No Place to Hide is enlivened by reproductions of dozens of fascinating documents from the Snowden archive that help illustrate the NSA’s methodology and that showcase its strange corporatelike boosterism (complete with sometimes corny graphics). And Greenwald fleshes out his portrait of Snowden with fresh observations from their exchanges. He amplifies our understanding of the NSA’s sweeping ambitions, methods and global reach, and provides detailed insights into what he calls the agency’s “corporate partnerships,” which “extend beyond intelligence and defence contractors to include the world’s largest and most important Internet corporations and telecoms.”

For instance, the agency’s Stormbrew programme, Greenwald writes, “gives the NSA access to Internet and telephone traffic that enters the US at various ‘choke points’ on US soil. It exploits the fact that the vast majority of the world’s Internet traffic at some point flows through the US communications infrastructure — a residual byproduct of the central role that the country had played in developing the network.” According to the NSA, he says, Stormbrew “is currently comprised of very sensitive relationships with two US telecom providers (cover terms ARTIFICE and WOLFPOINT)”; the identity of such corporate partners, he adds, “is one of the most closely guarded secrets in the NSA.”

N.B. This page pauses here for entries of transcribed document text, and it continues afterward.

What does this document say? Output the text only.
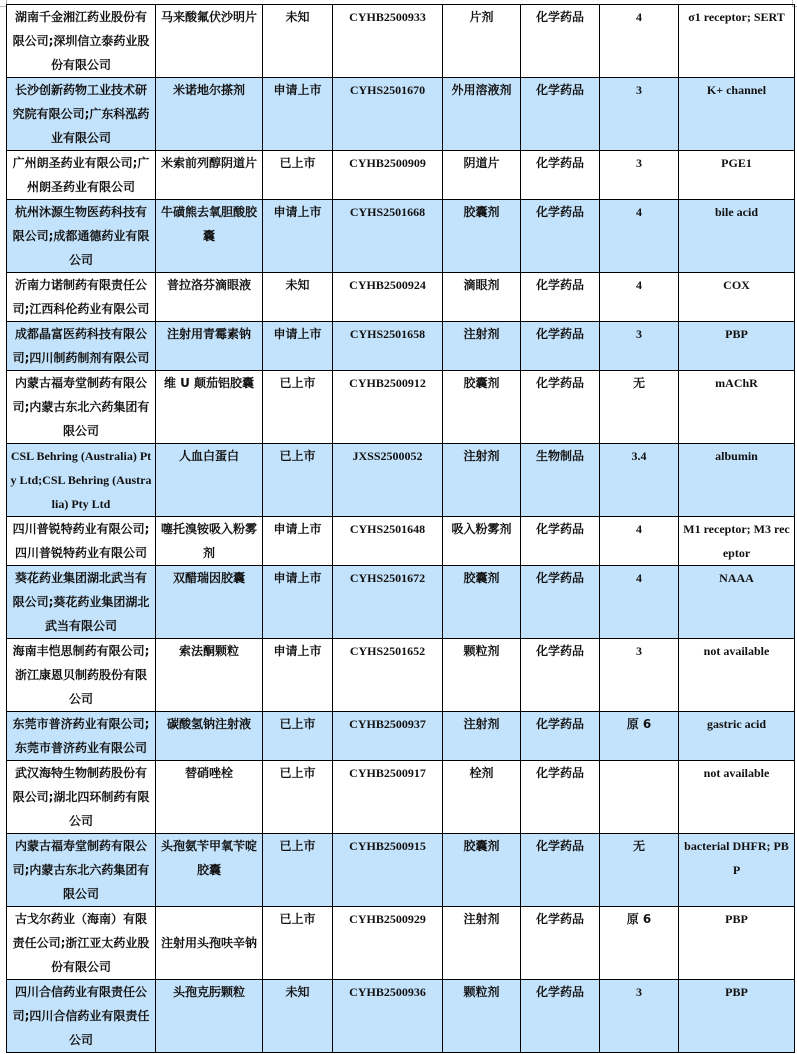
湖南千金湘江药业股份有限公司;深圳信立泰药业股份有限公司	马来酸氟伏沙明片	未知	CYHB2500933	片剂	化学药品	4	σ1 receptor; SERT
长沙创新药物工业技术研究院有限公司;广东科泓药业有限公司	米诺地尔搽剂	申请上市	CYHS2501670	外用溶液剂	化学药品	3	K+ channel
广州朗圣药业有限公司;广州朗圣药业有限公司	米索前列醇阴道片	已上市	CYHB2500909	阴道片	化学药品	3	PGE1
杭州沐源生物医药科技有限公司;成都通德药业有限公司	牛磺熊去氧胆酸胶囊	申请上市	CYHS2501668	胶囊剂	化学药品	4	bile acid
沂南力诺制药有限责任公司;江西科伦药业有限公司	普拉洛芬滴眼液	未知	CYHB2500924	滴眼剂	化学药品	4	COX
成都晶富医药科技有限公司;四川制药制剂有限公司	注射用青霉素钠	申请上市	CYHS2501658	注射剂	化学药品	3	PBP
内蒙古福寿堂制药有限公司;内蒙古东北六药集团有限公司	维 U 颠茄铝胶囊	已上市	CYHB2500912	胶囊剂	化学药品	无	mAChR
CSL Behring (Australia) Pty Ltd;CSL Behring (Australia) Pty Ltd	人血白蛋白	已上市	JXSS2500052	注射剂	生物制品	3.4	albumin
四川普锐特药业有限公司;四川普锐特药业有限公司	噻托溴铵吸入粉雾剂	申请上市	CYHS2501648	吸入粉雾剂	化学药品	4	M1 receptor; M3 receptor
葵花药业集团湖北武当有限公司;葵花药业集团湖北武当有限公司	双醋瑞因胶囊	申请上市	CYHS2501672	胶囊剂	化学药品	4	NAAA
海南丰恺思制药有限公司;浙江康恩贝制药股份有限公司	索法酮颗粒	申请上市	CYHS2501652	颗粒剂	化学药品	3	not available
东莞市普济药业有限公司;东莞市普济药业有限公司	碳酸氢钠注射液	已上市	CYHB2500937	注射剂	化学药品	原 6	gastric acid
武汉海特生物制药股份有限公司;湖北四环制药有限公司	替硝唑栓	已上市	CYHB2500917	栓剂	化学药品		not available
内蒙古福寿堂制药有限公司;内蒙古东北六药集团有限公司	头孢氨苄甲氧苄啶胶囊	已上市	CYHB2500915	胶囊剂	化学药品	无	bacterial DHFR; PBP
古戈尔药业（海南）有限责任公司;浙江亚太药业股份有限公司	注射用头孢呋辛钠	已上市	CYHB2500929	注射剂	化学药品	原 6	PBP
四川合信药业有限责任公司;四川合信药业有限责任公司	头孢克肟颗粒	未知	CYHB2500936	颗粒剂	化学药品	3	PBP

Greenwald portrays Snowden — regarded by some as a heroic whistle-blower, by others as a traitor — as a courageous idealist who felt he needed to act on his beliefs. That outlook, Greenwald suggests, was partly shaped by books Snowden read growing up — Greek mythology and The Hero With a Thousand Faces by Joseph Campbell, which convinced Snowden that, in his own words, “it is we who infuse life with meaning through our actions and the stories we create with them.”

Snowden also confided “with a hint of embarrassment,” Greenwald writes, that video games had taught him certain lessons. As Snowden put it: “The protagonist is often an ordinary person, who finds himself faced with grave injustices from powerful forces and has the choice to flee in fear or to fight for his beliefs. And history also shows that seemingly ordinary people who are sufficiently resolute about justice can triumph over the most formidable adversaries.”

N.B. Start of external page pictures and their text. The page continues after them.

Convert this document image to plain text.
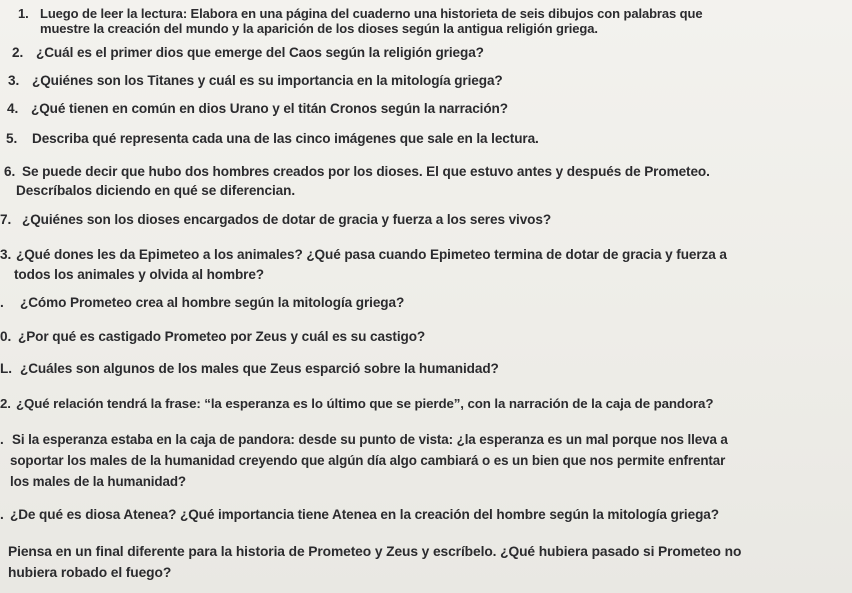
1. Luego de leer la lectura: Elabora en una página del cuaderno una historieta de seis dibujos con palabras que
muestre la creación del mundo y la aparición de los dioses según la antigua religión griega.
2. ¿Cuál es el primer dios que emerge del Caos según la religión griega?
3. ¿Quiénes son los Titanes y cuál es su importancia en la mitología griega?
4. ¿Qué tienen en común en dios Urano y el titán Cronos según la narración?
5. Describa qué representa cada una de las cinco imágenes que sale en la lectura.
6. Se puede decir que hubo dos hombres creados por los dioses. El que estuvo antes y después de Prometeo.
Descríbalos diciendo en qué se diferencian.
7. ¿Quiénes son los dioses encargados de dotar de gracia y fuerza a los seres vivos?
3. ¿Qué dones les da Epimeteo a los animales? ¿Qué pasa cuando Epimeteo termina de dotar de gracia y fuerza a
todos los animales y olvida al hombre?
. ¿Cómo Prometeo crea al hombre según la mitología griega?
0. ¿Por qué es castigado Prometeo por Zeus y cuál es su castigo?
L. ¿Cuáles son algunos de los males que Zeus esparció sobre la humanidad?
2. ¿Qué relación tendrá la frase: “la esperanza es lo último que se pierde”, con la narración de la caja de pandora?
. Si la esperanza estaba en la caja de pandora: desde su punto de vista: ¿la esperanza es un mal porque nos lleva a
soportar los males de la humanidad creyendo que algún día algo cambiará o es un bien que nos permite enfrentar
los males de la humanidad?
. ¿De qué es diosa Atenea? ¿Qué importancia tiene Atenea en la creación del hombre según la mitología griega?
Piensa en un final diferente para la historia de Prometeo y Zeus y escríbelo. ¿Qué hubiera pasado si Prometeo no
hubiera robado el fuego?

In the course of this book, Greenwald describes how he received his first communication from Snowden on December 1, 2012, though he had no idea who it was from. The email came from someone calling himself Cincinnatus and urged Greenwald to begin using PGP encryption so that Cincinnatus could communicate with him securely. Busy with other projects, Greenwald procrastinated about installing the encryption programme, and Snowden was only able to make contact with him months later, through Poitras.

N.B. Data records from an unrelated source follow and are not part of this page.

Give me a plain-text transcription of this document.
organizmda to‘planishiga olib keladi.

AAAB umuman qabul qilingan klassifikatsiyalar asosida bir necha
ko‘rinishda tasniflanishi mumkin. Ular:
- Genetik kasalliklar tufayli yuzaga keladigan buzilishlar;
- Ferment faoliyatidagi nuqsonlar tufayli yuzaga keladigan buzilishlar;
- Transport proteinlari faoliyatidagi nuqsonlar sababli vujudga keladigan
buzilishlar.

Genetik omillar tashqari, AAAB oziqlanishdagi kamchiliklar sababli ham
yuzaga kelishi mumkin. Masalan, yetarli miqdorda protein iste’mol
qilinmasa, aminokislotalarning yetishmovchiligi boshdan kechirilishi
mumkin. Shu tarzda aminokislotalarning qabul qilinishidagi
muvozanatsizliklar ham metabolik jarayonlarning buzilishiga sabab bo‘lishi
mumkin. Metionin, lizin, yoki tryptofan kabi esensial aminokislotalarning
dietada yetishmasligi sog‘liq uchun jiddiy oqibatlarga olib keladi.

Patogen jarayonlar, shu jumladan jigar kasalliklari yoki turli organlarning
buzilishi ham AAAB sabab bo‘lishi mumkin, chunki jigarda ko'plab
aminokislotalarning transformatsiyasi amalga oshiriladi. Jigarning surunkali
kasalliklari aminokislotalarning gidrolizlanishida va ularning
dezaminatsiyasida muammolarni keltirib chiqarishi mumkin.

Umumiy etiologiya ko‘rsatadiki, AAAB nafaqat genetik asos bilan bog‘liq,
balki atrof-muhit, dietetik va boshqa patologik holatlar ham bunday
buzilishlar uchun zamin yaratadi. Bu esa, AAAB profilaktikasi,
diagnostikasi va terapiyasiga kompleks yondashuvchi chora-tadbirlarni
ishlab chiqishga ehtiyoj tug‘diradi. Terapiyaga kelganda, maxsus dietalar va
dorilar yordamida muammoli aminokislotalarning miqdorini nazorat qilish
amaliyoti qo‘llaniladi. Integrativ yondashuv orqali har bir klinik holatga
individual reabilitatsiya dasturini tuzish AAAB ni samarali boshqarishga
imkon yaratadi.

According to Greenwald, Snowden would later describe his frustration: “Here am I ready to risk my liberty, perhaps even my life, to hand this guy thousands of Top Secret documents from the nation’s most secretive agency — a leak that will produce dozens if not hundreds of huge journalistic scoops. And he can’t even be bothered to install an encryption programme.”

The most gripping sections of No Place to Hide recount Greenwald and Poitras’ 10-day trip to Hong Kong, where they and The Guardian’s veteran correspondent Ewen MacAskill met with Snowden in his hotel room. Greenwald describes the tradecraft they employed (removing batteries from their cellphones, or placing the phones in the minibar refrigerator) to avoid detection; his initial five-hour, litigator-like grilling of Snowden; and the “giddy gallows humour” that later crept into their conversations (“I call the bottom bunk at Gitmo,” Snowden reportedly joked).

Greenwald writes that Snowden said one turning point in his decision to become a leaker came in 2010, when he was working as an NSA contractor in Japan. “The stuff I saw really began to disturb me,” Snowden recalled. “I could watch drones in real time as they surveilled the people they might kill.” He added: “I watched NSA tracking people’s Internet activities as they typed. I became aware of just how invasive US surveillance capabilities had become. I realised the true breadth of this system. And almost nobody knew it was happening.” The makers of our Constitution, Brandeis argued, conferred “the right to be let alone.”